A lot of the feel of this episode owes something to the embarrassing genre best exemplified by Eat Pray Love and that Baz Luhrmann tourism commercial. There are lots of lingering shots on Aisha’s clavicle as she exhales, exhausted by her own life. The cool thing about Aisha was that she was already pretty evolved, she doesn’t need to dabble in poxy notions of self-forgiveness, or be entranced by a noble savage to achieve transformation. The change she experiences towards the end is subtle but important. She commits to her taut relationship with Hector by reluctantly turning up at Sandi and Harry’s, she lectures Harry when she gets there and she deletes a flirty email from Art Ramirez. Life’s movements are really just dispatches from the various moods you find yourself in, Aisha’s actions are wholly dependant on whether or not she was having a dangly earrings kind of day.

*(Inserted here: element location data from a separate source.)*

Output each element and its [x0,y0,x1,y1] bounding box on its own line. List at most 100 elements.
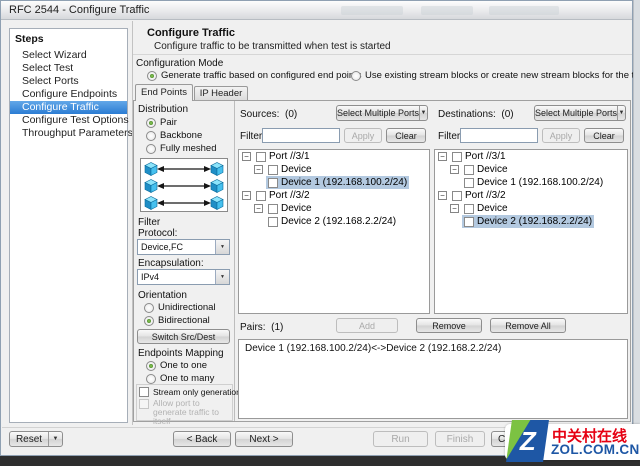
tree-label: Port //3/2 [465,190,506,201]
radio-pair[interactable]: Pair [146,117,177,128]
tree-checkbox[interactable] [256,152,266,162]
tree-checkbox[interactable] [256,191,266,201]
step-configure-test-options[interactable]: Configure Test Options [10,114,127,127]
expander-icon[interactable]: − [438,152,447,161]
expander-icon[interactable]: − [242,152,251,161]
tree-label: Device 2 (192.168.2.2/24) [477,216,592,227]
tree-row-port[interactable]: − Port //3/2 [435,189,627,202]
step-select-ports[interactable]: Select Ports [10,75,127,88]
destinations-select-multiple-ports-button[interactable]: Select Multiple Ports ▼ [534,105,626,121]
checkbox-allow-self[interactable]: Allow port to generate traffic to itself [139,399,229,426]
radio-generate-traffic[interactable]: Generate traffic based on configured end… [147,70,362,81]
split-arrow-icon[interactable]: ▼ [617,106,625,120]
run-button[interactable]: Run [373,431,428,447]
expander-icon[interactable]: − [242,191,251,200]
tree-checkbox[interactable] [452,191,462,201]
encapsulation-dropdown[interactable]: IPv4 ▼ [137,269,230,285]
dropdown-button[interactable]: ▼ [215,270,229,284]
tree-checkbox[interactable] [464,217,474,227]
step-configure-traffic[interactable]: Configure Traffic [10,101,127,114]
tree-checkbox[interactable] [464,204,474,214]
tree-row-device1[interactable]: Device 1 (192.168.100.2/24) [239,176,429,189]
tree-row-device-group[interactable]: − Device [435,163,627,176]
expander-icon[interactable]: − [450,204,459,213]
radio-fully-meshed-label: Fully meshed [160,143,217,154]
expander-icon[interactable]: − [254,165,263,174]
step-select-test[interactable]: Select Test [10,62,127,75]
destinations-filter-input[interactable] [460,128,538,143]
pair-list-item[interactable]: Device 1 (192.168.100.2/24)<->Device 2 (… [239,340,627,354]
tree-checkbox[interactable] [464,178,474,188]
expander-icon[interactable]: − [254,204,263,213]
back-button[interactable]: < Back [173,431,231,447]
protocol-dropdown[interactable]: Device,FC ▼ [137,239,230,255]
dropdown-button[interactable]: ▼ [215,240,229,254]
step-configure-endpoints[interactable]: Configure Endpoints [10,88,127,101]
tree-row-device-group[interactable]: − Device [239,202,429,215]
tree-checkbox[interactable] [268,217,278,227]
tree-row-device-group[interactable]: − Device [239,163,429,176]
tab-ip-header[interactable]: IP Header [194,86,248,101]
radio-bidirectional-label: Bidirectional [158,315,210,326]
pairs-remove-all-button[interactable]: Remove All [490,318,566,333]
checkbox-stream-only[interactable]: Stream only generation [139,387,241,397]
radio-pair-label: Pair [160,117,177,128]
tree-row-port[interactable]: − Port //3/1 [239,150,429,163]
radio-on-icon [147,71,157,81]
sources-label: Sources: (0) [240,109,297,120]
next-button[interactable]: Next > [235,431,293,447]
title-bar[interactable]: RFC 2544 - Configure Traffic [1,1,632,20]
destinations-clear-button[interactable]: Clear [584,128,624,143]
tree-checkbox[interactable] [464,165,474,175]
end-points-tab-content: Distribution Pair Backbone Fully meshed [133,100,631,422]
tree-row-device2[interactable]: Device 2 (192.168.2.2/24) [435,215,627,228]
radio-unidirectional[interactable]: Unidirectional [144,302,216,313]
divider [234,101,235,421]
main-panel: Configure Traffic Configure traffic to b… [132,21,632,425]
sources-apply-button[interactable]: Apply [344,128,382,143]
radio-one-to-one[interactable]: One to one [146,360,207,371]
watermark-site-url: ZOL.COM.CN [551,442,640,457]
tree-row-port[interactable]: − Port //3/2 [239,189,429,202]
tree-row-device2[interactable]: Device 2 (192.168.2.2/24) [239,215,429,228]
configuration-mode-label: Configuration Mode [136,58,223,69]
sources-tree: − Port //3/1 − Device Device 1 (192.168.… [238,149,430,314]
step-throughput-parameters[interactable]: Throughput Parameters [10,127,127,140]
tree-row-port[interactable]: − Port //3/1 [435,150,627,163]
expander-icon[interactable]: − [450,165,459,174]
step-select-wizard[interactable]: Select Wizard [10,49,127,62]
finish-button[interactable]: Finish [435,431,485,447]
radio-existing-streams[interactable]: Use existing stream blocks or create new… [351,70,640,81]
select-multiple-ports-label: Select Multiple Ports [535,108,617,118]
switch-src-dest-button[interactable]: Switch Src/Dest [137,329,230,344]
radio-bidirectional[interactable]: Bidirectional [144,315,210,326]
tree-row-device-group[interactable]: − Device [435,202,627,215]
reset-button[interactable]: Reset ▼ [9,431,63,447]
radio-backbone[interactable]: Backbone [146,130,202,141]
radio-one-to-many[interactable]: One to many [146,373,214,384]
destinations-apply-button[interactable]: Apply [542,128,580,143]
tree-checkbox[interactable] [268,165,278,175]
split-arrow-icon[interactable]: ▼ [48,432,62,446]
tree-checkbox[interactable] [452,152,462,162]
tree-row-device1[interactable]: Device 1 (192.168.100.2/24) [435,176,627,189]
radio-fully-meshed[interactable]: Fully meshed [146,143,217,154]
tab-end-points[interactable]: End Points [135,84,193,101]
reset-label: Reset [10,434,48,445]
sources-filter-input[interactable] [262,128,340,143]
rfc2544-wizard-window: RFC 2544 - Configure Traffic Steps Selec… [0,0,633,456]
pairs-add-button[interactable]: Add [336,318,398,333]
tree-label: Device 1 (192.168.100.2/24) [477,177,603,188]
sources-clear-button[interactable]: Clear [386,128,426,143]
tree-checkbox[interactable] [268,204,278,214]
pairs-remove-button[interactable]: Remove [416,318,482,333]
pairs-count: (1) [271,322,283,333]
split-arrow-icon[interactable]: ▼ [419,106,427,120]
dropdown-arrow-icon: ▼ [220,274,225,280]
expander-icon[interactable]: − [438,191,447,200]
radio-off-icon [146,131,156,141]
radio-off-icon [146,144,156,154]
tree-checkbox[interactable] [268,178,278,188]
sources-select-multiple-ports-button[interactable]: Select Multiple Ports ▼ [336,105,428,121]
divider [133,54,632,55]
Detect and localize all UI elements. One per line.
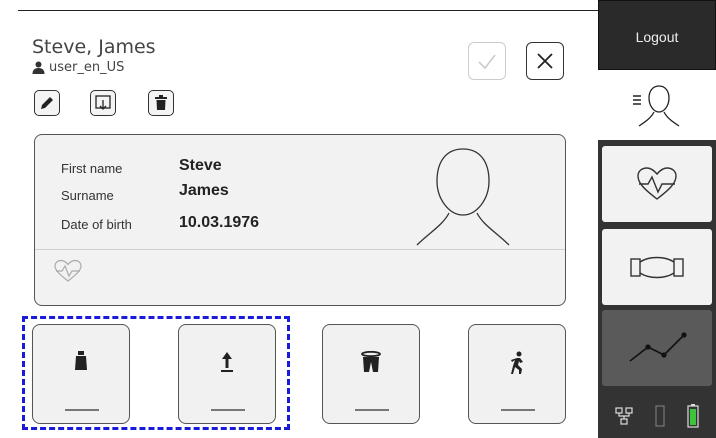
card-divider — [35, 249, 565, 250]
main-panel: Steve, James user_en_US First name Steve… — [0, 0, 598, 438]
surname-label: Surname — [61, 188, 114, 203]
user-row: user_en_US — [32, 60, 124, 75]
pencil-icon — [41, 97, 53, 109]
status-bar — [598, 394, 716, 438]
delete-button[interactable] — [148, 90, 174, 116]
close-button[interactable] — [526, 42, 564, 80]
battery-icon — [687, 404, 699, 428]
user-id: user_en_US — [49, 60, 125, 75]
network-icon — [615, 407, 633, 425]
waist-icon — [361, 351, 381, 372]
tab-trends[interactable] — [602, 310, 712, 386]
highlight-frame — [22, 316, 290, 430]
heart-rhythm-icon — [54, 259, 82, 282]
surname-value: James — [179, 182, 229, 199]
running-person-icon — [511, 351, 523, 374]
user-icon — [32, 61, 45, 74]
tab-patient[interactable] — [598, 70, 716, 140]
activity-measurement-button[interactable] — [468, 324, 566, 424]
confirm-button[interactable] — [468, 42, 506, 80]
waist-value — [355, 409, 389, 411]
sidebar: Logout — [598, 0, 716, 438]
top-divider — [18, 10, 598, 11]
waist-measurement-button[interactable] — [322, 324, 420, 424]
first-name-label: First name — [61, 161, 123, 176]
connection-indicator-icon — [655, 405, 665, 427]
download-button[interactable] — [90, 90, 116, 116]
edit-button[interactable] — [34, 90, 60, 116]
trend-chart-icon — [629, 332, 687, 362]
cuff-icon — [630, 256, 684, 279]
close-icon — [537, 53, 553, 69]
checkmark-icon — [478, 54, 496, 70]
patient-list-icon — [633, 85, 680, 127]
patient-card: First name Steve Surname James Date of b… — [34, 134, 566, 306]
first-name-value: Steve — [179, 157, 222, 174]
activity-value — [501, 409, 535, 411]
download-icon — [95, 95, 111, 110]
heart-rhythm-icon — [637, 167, 677, 200]
trash-icon — [155, 95, 167, 110]
tab-vitals[interactable] — [602, 146, 712, 222]
logout-button[interactable]: Logout — [598, 0, 716, 70]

There is a really nice brief scene with Hector, Aisha and the kids and Hector’s parents, Koula and Manolis, who have returned from controversial trip to Greece. That the trip was disappointing means the air has been cleared, and the family enjoy an evening of genuine warmth. Even though Manolis’ episode was only last week, it’s weird to see him show up in Aisha’s episode. It’s sort of like seeing Simon Crean on the news, you can only just recall a time where he was the protagonist/leader of the opposition, but he’s totally just been chillin’ in Greece/on the front bench this whole time. It’s like ‘Oh hey Manolis/Simon Crean, how you been.’

In the scene Aisha is making the Greek dish Strapadsada. Because I am such a Slap completist and also because I am confused by any Australian TV show that isn’t Masterchef, I cooked Strapadsada last night. My recap of the process was that I quickly skimmed the recipe and thought it seemed easy so arrogantly refused to refer to it again while cooking. My review of the results is that it worked well but I couldn’t really decide if I liked it that much.